Avec « Folie textile », le musée du palais de Compiègne fait d’un domaine technique le témoin privilégié d’un régime politique. Les textiles du Second Empire, dans leur essor sans précédent, révèlent l’essentiel du contexte économique, social et artistique en pleine mutation de l’époque. Les presque deux cents œuvres de l’exposition, vêtements, tissus d’ameublement, mobilier, peintures et photographies forment un répertoire quasi exhaustif – à l’exception des textiles liturgiques - des différents textiles et de leurs applications dans la mode et dans la décoration sous le Second Empire. Toujours évoqués parallèlement, ces deux domaines principaux d’application structurent le parcours thématique de la première à la troisième et dernière section. Fil conducteur évident tant le décor intérieur semble conçu comme l’écrin des tenues féminines, les podiums qui se succèdent dans les salles en enfilade mettent en scène les similitudes de motifs, de couleurs et de formes.
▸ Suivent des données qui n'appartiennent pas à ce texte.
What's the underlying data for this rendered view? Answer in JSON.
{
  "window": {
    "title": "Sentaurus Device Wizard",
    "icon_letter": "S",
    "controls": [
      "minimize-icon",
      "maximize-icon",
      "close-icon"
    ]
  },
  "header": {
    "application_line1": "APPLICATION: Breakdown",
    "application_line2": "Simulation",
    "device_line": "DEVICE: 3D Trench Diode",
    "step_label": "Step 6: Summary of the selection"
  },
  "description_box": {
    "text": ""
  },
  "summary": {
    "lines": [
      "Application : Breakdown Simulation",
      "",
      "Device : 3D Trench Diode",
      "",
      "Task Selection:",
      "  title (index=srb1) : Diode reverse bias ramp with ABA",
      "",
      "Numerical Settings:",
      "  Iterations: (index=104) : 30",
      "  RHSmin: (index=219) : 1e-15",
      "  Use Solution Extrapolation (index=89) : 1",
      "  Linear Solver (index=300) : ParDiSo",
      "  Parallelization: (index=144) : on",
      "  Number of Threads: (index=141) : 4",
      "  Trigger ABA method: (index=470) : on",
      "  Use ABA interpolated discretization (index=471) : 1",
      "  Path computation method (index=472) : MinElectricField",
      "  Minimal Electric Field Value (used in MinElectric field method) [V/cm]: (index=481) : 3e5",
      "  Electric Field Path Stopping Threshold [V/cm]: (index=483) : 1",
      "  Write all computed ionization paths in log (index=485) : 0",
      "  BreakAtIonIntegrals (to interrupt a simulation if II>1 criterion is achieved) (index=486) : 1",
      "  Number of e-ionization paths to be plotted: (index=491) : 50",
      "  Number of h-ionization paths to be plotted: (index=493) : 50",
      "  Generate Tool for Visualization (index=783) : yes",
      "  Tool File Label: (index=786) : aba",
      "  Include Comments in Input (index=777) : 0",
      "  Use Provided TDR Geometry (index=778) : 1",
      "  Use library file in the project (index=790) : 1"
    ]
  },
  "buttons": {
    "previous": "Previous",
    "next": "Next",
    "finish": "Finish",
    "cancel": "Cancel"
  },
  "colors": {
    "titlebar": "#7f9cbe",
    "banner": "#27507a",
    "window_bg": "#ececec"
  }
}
Aux cerceaux des crinolines répondent les ressorts des fauteuils capitonnés tandis que la même profusion florale se développe des murs aux robes. Le ton neutre des cimaises comme la mise en lumière, pourtant contrainte pour des raisons de conservation évidentes, mettent remarquablement en valeur la profusion et la vivacité des œuvres présentées. Grâce à la collaboration établie entre Compiègne et son partenaire le Musée de l’Impression sur Etoffes de Mulhouse – où l’exposition prendra place à l’automne prochain1 - et aux nombreux prêts consentis notamment par le musée des Tissus de Lyon, le Mobilier National, le musée du costume de Château-Chinon et les maisons Prelle et Tassinari & Chatel, beaucoup d’œuvres sont exposées à titre exceptionnel et certaines pour la première fois.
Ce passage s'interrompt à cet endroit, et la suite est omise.